Llevamos varios días, varias semanas y hasta años hartitos de la Princesa del Pueblo. S.A.R. doña Belén Esteban nos tiene hasta el gorro. Cada vez que la veo en la tele me rebelo conmigo mismo por haberle dado un segundo de mi tiempo. Sus desplantes, sus caras de suficiencia -por no decir de otra cosa- cuando hablan otros, su actitud chulesca, sus malas maneras, comida de chicle con la boca abierta incluida, forman parte ya de la estética de una cadena televisiva para cretinos.

Ahora, después de empeñarse en subírnosla a los altares, han escrito un libro sobre ella, han hecho un documental sobre ella, le han preparado, como si se tratara de la más espectacular estrella del cine que jamás haya existido, un estreno en una de las salas de la Gran Vía madrileña, con alfombra y todo para que los cazadores de mitos a contracorriente -¡pobrecitos!- pudieran admirar a su heroína.

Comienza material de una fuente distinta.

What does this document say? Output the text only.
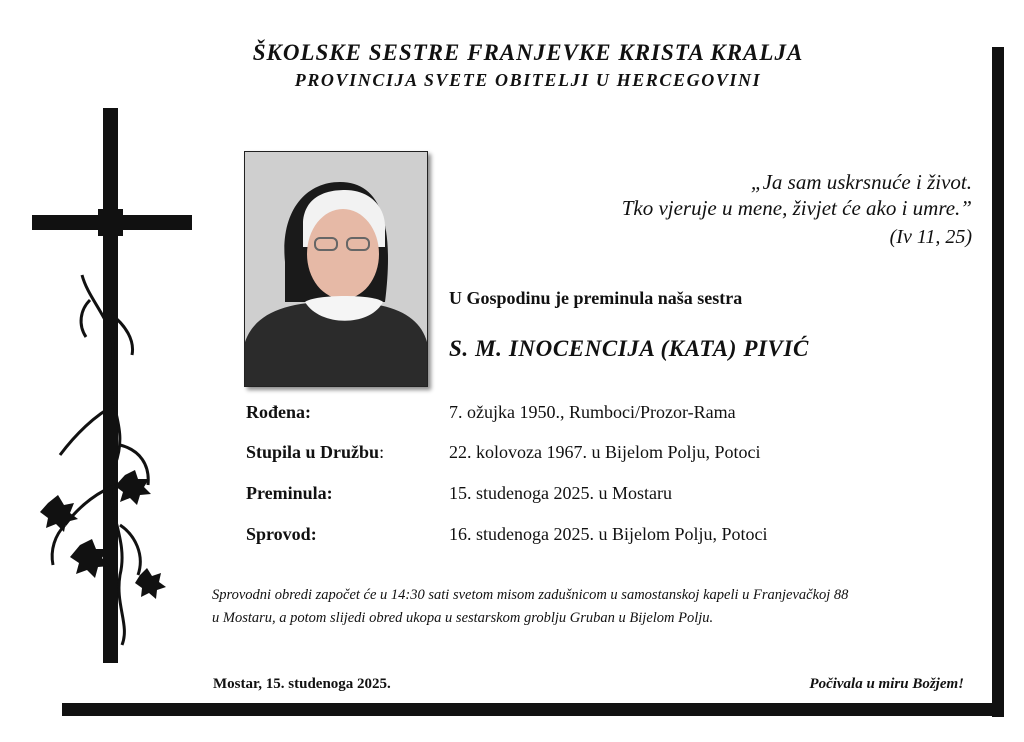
ŠKOLSKE SESTRE FRANJEVKE KRISTA KRALJA
PROVINCIJA SVETE OBITELJI U HERCEGOVINI
„Ja sam uskrsnuće i život.
Tko vjeruje u mene, živjet će ako i umre.”
(Iv 11, 25)
U Gospodinu je preminula naša sestra
S. M. INOCENCIJA (KATA) PIVIĆ
Rođena:	7. ožujka 1950., Rumboci/Prozor-Rama
Stupila u Družbu:	22. kolovoza 1967. u Bijelom Polju, Potoci
Preminula:	15. studenoga 2025. u Mostaru
Sprovod:	16. studenoga 2025. u Bijelom Polju, Potoci
Sprovodni obredi započet će u 14:30 sati svetom misom zadušnicom u samostanskoj kapeli u Franjevačkoj 88
u Mostaru, a potom slijedi obred ukopa u sestarskom groblju Gruban u Bijelom Polju.
Mostar, 15. studenoga 2025.	Počivala u miru Božjem!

¡Qué pena de país! Ahora resulta que la única que hace algo por los más desfavorecidos en este país se llama Doña Belén Esteban. Cuántas y cuántas mujeres hay en España que merecen la mitad de lo que a esta señora se le está ofreciendo un día sí y el otro también.

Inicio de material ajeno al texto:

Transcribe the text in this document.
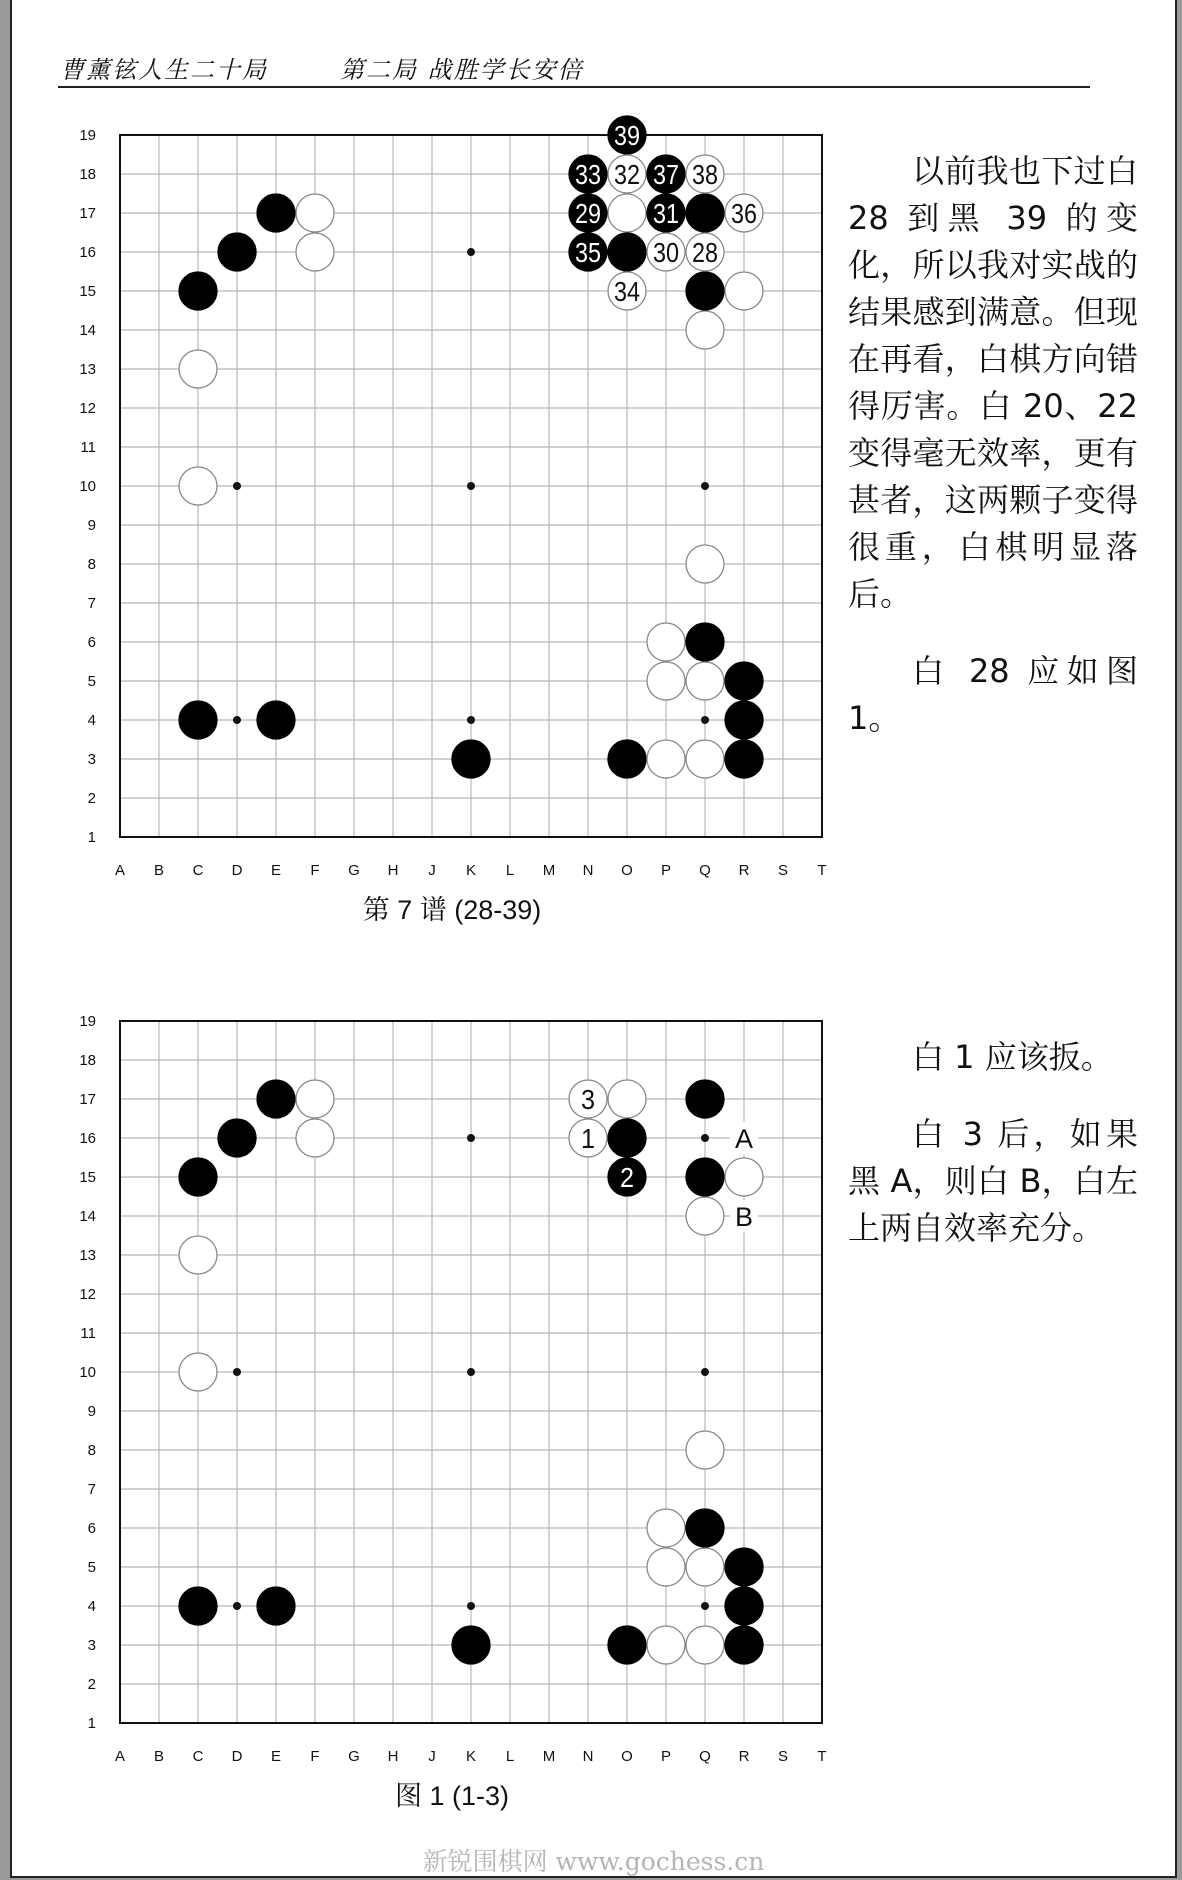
曹薰铉人生二十局	第二局 战胜学长安倍
19
18
17
16
15
14
13
12
11
10
9
8
7
6
5
4
3
2
1
A B C D E F G H J K L M N O P Q R S T
39
33 32 37 38
29 31 36
35 30 28
34
第 7 谱 (28-39)

以前我也下过白 28 到黑 39 的变化，所以我对实战的结果感到满意。但现在再看，白棋方向错得厉害。白 20、22 变得毫无效率，更有甚者，这两颗子变得很重，白棋明显落后。

白 28 应如图 1。

19
18
17
16
15
14
13
12
11
10
9
8
7
6
5
4
3
2
1
A B C D E F G H J K L M N O P Q R S T
3
1
2
A
B
图 1 (1-3)

白 1 应该扳。

白 3 后，如果黑 A，则白 B，白左上两自效率充分。

新锐围棋网 www.gochess.cn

Poner su cara para vender sartenes y su cacareada colaboración humanitaria ha sido la gota que ha colmado el vaso para que SAR sea centro del interés nacional. Este principado puede que sea la catapulta definitiva hasta para una no lejana beatificación, gracias a la bendición de un pueblo desquiciado, aburrido y sin horizonte.

La culpa no la tiene SAR; la tiene -la tenemos- la plebe que mantenemos tan patética monarquía. Espero que los milagritos tarden en llegar, porque si no, las rogativas están cerca. Por mucho menos, a algunos han querido subir a los olimpos.